Бабель был на один класс моложе меня, но я помнил мальчика в очках, в старенькой тужурке и помятой фуражке с зеленым околышем и гербом в виде жезла Меркурия.
Когда мы встретились через шестнадцать лет у Василия Регинина, журналиста, редактора журнала «30 дней», Регинин Бабеля не назвал, а представил его как крупного хозяйственника. В темно-синей куртке, по старой памяти называвшейся френчем, Бабель все-таки совсем не походил на хозяйственника. К тому же Регинин быстро свел разговор на литературные темы, спросил, читал ли я «Соль», «Смерть Долгушова» и другие рассказы о Конной армии. Тут Бабель сказал:
— Вы меня не помните? А я вас помню. Вы играли роль Тартюфа в ученическом спектакле, в комедии Мольера.
Я ответил, что играл в первый и последний раз в жизни.
— Я думал, что вы будете актером… Ну, а я похож на ответственного работника?
Я заметил, что он играл эту роль неважно. Но ответственно. Бабель засмеялся.
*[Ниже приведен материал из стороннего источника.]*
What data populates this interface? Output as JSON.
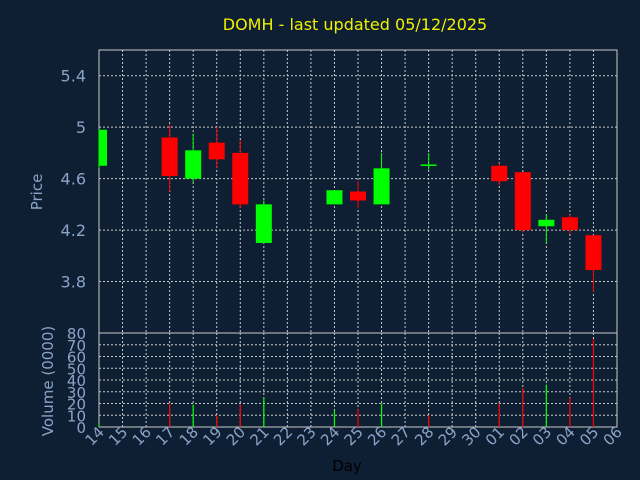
{
  "chart_data": [
    {
      "type": "candlestick",
      "title": "DOMH - last updated 05/12/2025",
      "ylabel": "Price",
      "ylim": [
        3.4,
        5.6
      ],
      "yticks": [
        3.8,
        4.2,
        4.6,
        5,
        5.4
      ],
      "ytick_labels": [
        "3.8",
        "4.2",
        "4.6",
        "5",
        "5.4"
      ],
      "colors": {
        "up": "#00ff00",
        "down": "#ff0000",
        "background": "#0f1f33",
        "grid": "#c8c8c8",
        "title": "#f0f000",
        "text": "#8aa4c8"
      },
      "x": [
        "14",
        "17",
        "18",
        "19",
        "20",
        "21",
        "24",
        "25",
        "26",
        "28",
        "01",
        "02",
        "03",
        "04",
        "05"
      ],
      "candles": [
        {
          "day": "14",
          "open": 4.7,
          "high": 4.98,
          "low": 4.68,
          "close": 4.98
        },
        {
          "day": "17",
          "open": 4.92,
          "high": 5.02,
          "low": 4.5,
          "close": 4.62
        },
        {
          "day": "18",
          "open": 4.6,
          "high": 4.95,
          "low": 4.57,
          "close": 4.82
        },
        {
          "day": "19",
          "open": 4.88,
          "high": 5.0,
          "low": 4.68,
          "close": 4.75
        },
        {
          "day": "20",
          "open": 4.8,
          "high": 4.9,
          "low": 4.37,
          "close": 4.4
        },
        {
          "day": "21",
          "open": 4.1,
          "high": 4.43,
          "low": 4.1,
          "close": 4.4
        },
        {
          "day": "24",
          "open": 4.4,
          "high": 4.51,
          "low": 4.4,
          "close": 4.51
        },
        {
          "day": "25",
          "open": 4.5,
          "high": 4.58,
          "low": 4.37,
          "close": 4.43
        },
        {
          "day": "26",
          "open": 4.4,
          "high": 4.8,
          "low": 4.4,
          "close": 4.68
        },
        {
          "day": "28",
          "open": 4.71,
          "high": 4.8,
          "low": 4.67,
          "close": 4.71
        },
        {
          "day": "01",
          "open": 4.7,
          "high": 4.72,
          "low": 4.55,
          "close": 4.58
        },
        {
          "day": "02",
          "open": 4.65,
          "high": 4.65,
          "low": 4.18,
          "close": 4.2
        },
        {
          "day": "03",
          "open": 4.23,
          "high": 4.32,
          "low": 4.1,
          "close": 4.28
        },
        {
          "day": "04",
          "open": 4.3,
          "high": 4.32,
          "low": 4.17,
          "close": 4.2
        },
        {
          "day": "05",
          "open": 4.16,
          "high": 4.16,
          "low": 3.72,
          "close": 3.89
        }
      ]
    },
    {
      "type": "bar",
      "ylabel": "Volume (0000)",
      "xlabel": "Day",
      "ylim": [
        0,
        80
      ],
      "yticks": [
        0,
        10,
        20,
        30,
        40,
        50,
        60,
        70,
        80
      ],
      "ytick_labels": [
        "0",
        "10",
        "20",
        "30",
        "40",
        "50",
        "60",
        "70",
        "80"
      ],
      "x_tick_labels": [
        "14",
        "15",
        "16",
        "17",
        "18",
        "19",
        "20",
        "21",
        "22",
        "23",
        "24",
        "25",
        "26",
        "27",
        "28",
        "29",
        "30",
        "01",
        "02",
        "03",
        "04",
        "05",
        "06"
      ],
      "bars": [
        {
          "day": "14",
          "value": 3,
          "dir": "up"
        },
        {
          "day": "17",
          "value": 20,
          "dir": "down"
        },
        {
          "day": "18",
          "value": 19,
          "dir": "up"
        },
        {
          "day": "19",
          "value": 10,
          "dir": "down"
        },
        {
          "day": "20",
          "value": 19,
          "dir": "down"
        },
        {
          "day": "21",
          "value": 25,
          "dir": "up"
        },
        {
          "day": "24",
          "value": 14,
          "dir": "up"
        },
        {
          "day": "25",
          "value": 15,
          "dir": "down"
        },
        {
          "day": "26",
          "value": 20,
          "dir": "up"
        },
        {
          "day": "28",
          "value": 10,
          "dir": "down"
        },
        {
          "day": "01",
          "value": 20,
          "dir": "down"
        },
        {
          "day": "02",
          "value": 33,
          "dir": "down"
        },
        {
          "day": "03",
          "value": 36,
          "dir": "up"
        },
        {
          "day": "04",
          "value": 25,
          "dir": "down"
        },
        {
          "day": "05",
          "value": 75,
          "dir": "down"
        }
      ]
    }
  ]
}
Регинин был, как говорится, профессиональным собеседником и рассказывал в тот вечер увлекательные истории. Поэтому мы больше слушали, чем вспоминали былое или обсуждали настоящее и будущее.
Прощаясь, Бабель сказал: «Будем видеться».
Получилось так, что в ту пору видеться нам пришлось больше всего за границей, в Париже, осенью 1927 года.
В первый свой приезд в Париж Бабель как бы растворился в этом городе. Его вскоре перестали интересовать Монпарнас, кафе «Куполь», «Дом». Он зачастил к нам, на авеню Ваграм, вернее на улицу Брей, где в дешевом отеле «Тильзит» жил всякий народец — русские, иностранцы без определенных занятий. Бабель не имел привычки предупреждать о своем приходе по телефону. Однажды он меня не застал и постучался к моей соседке, актрисе «Летучей мыши» — в то время кабаре Балиева гастролировало в Париже накануне отъезда в Нью-Йорк.
Ему ответил мужской голос.
Бабель вошел и увидел молодого человека.
— Вы к Тамочке? Она ушла на репетицию.
— А вы кто будете? — деликатно осведомился Бабель.
— А я ейный ухажер.
Бабель потом со смехом рассказывал об этом разговоре. Он подружился с этой парой, предвещал молодому человеку блестящую артистическую карьеру. Так и случилось. Теперь это знаменитый характерный артист американского кинематографа. А моя соседка — его жена. И оба они тепло и нежно вспоминают Бабеля.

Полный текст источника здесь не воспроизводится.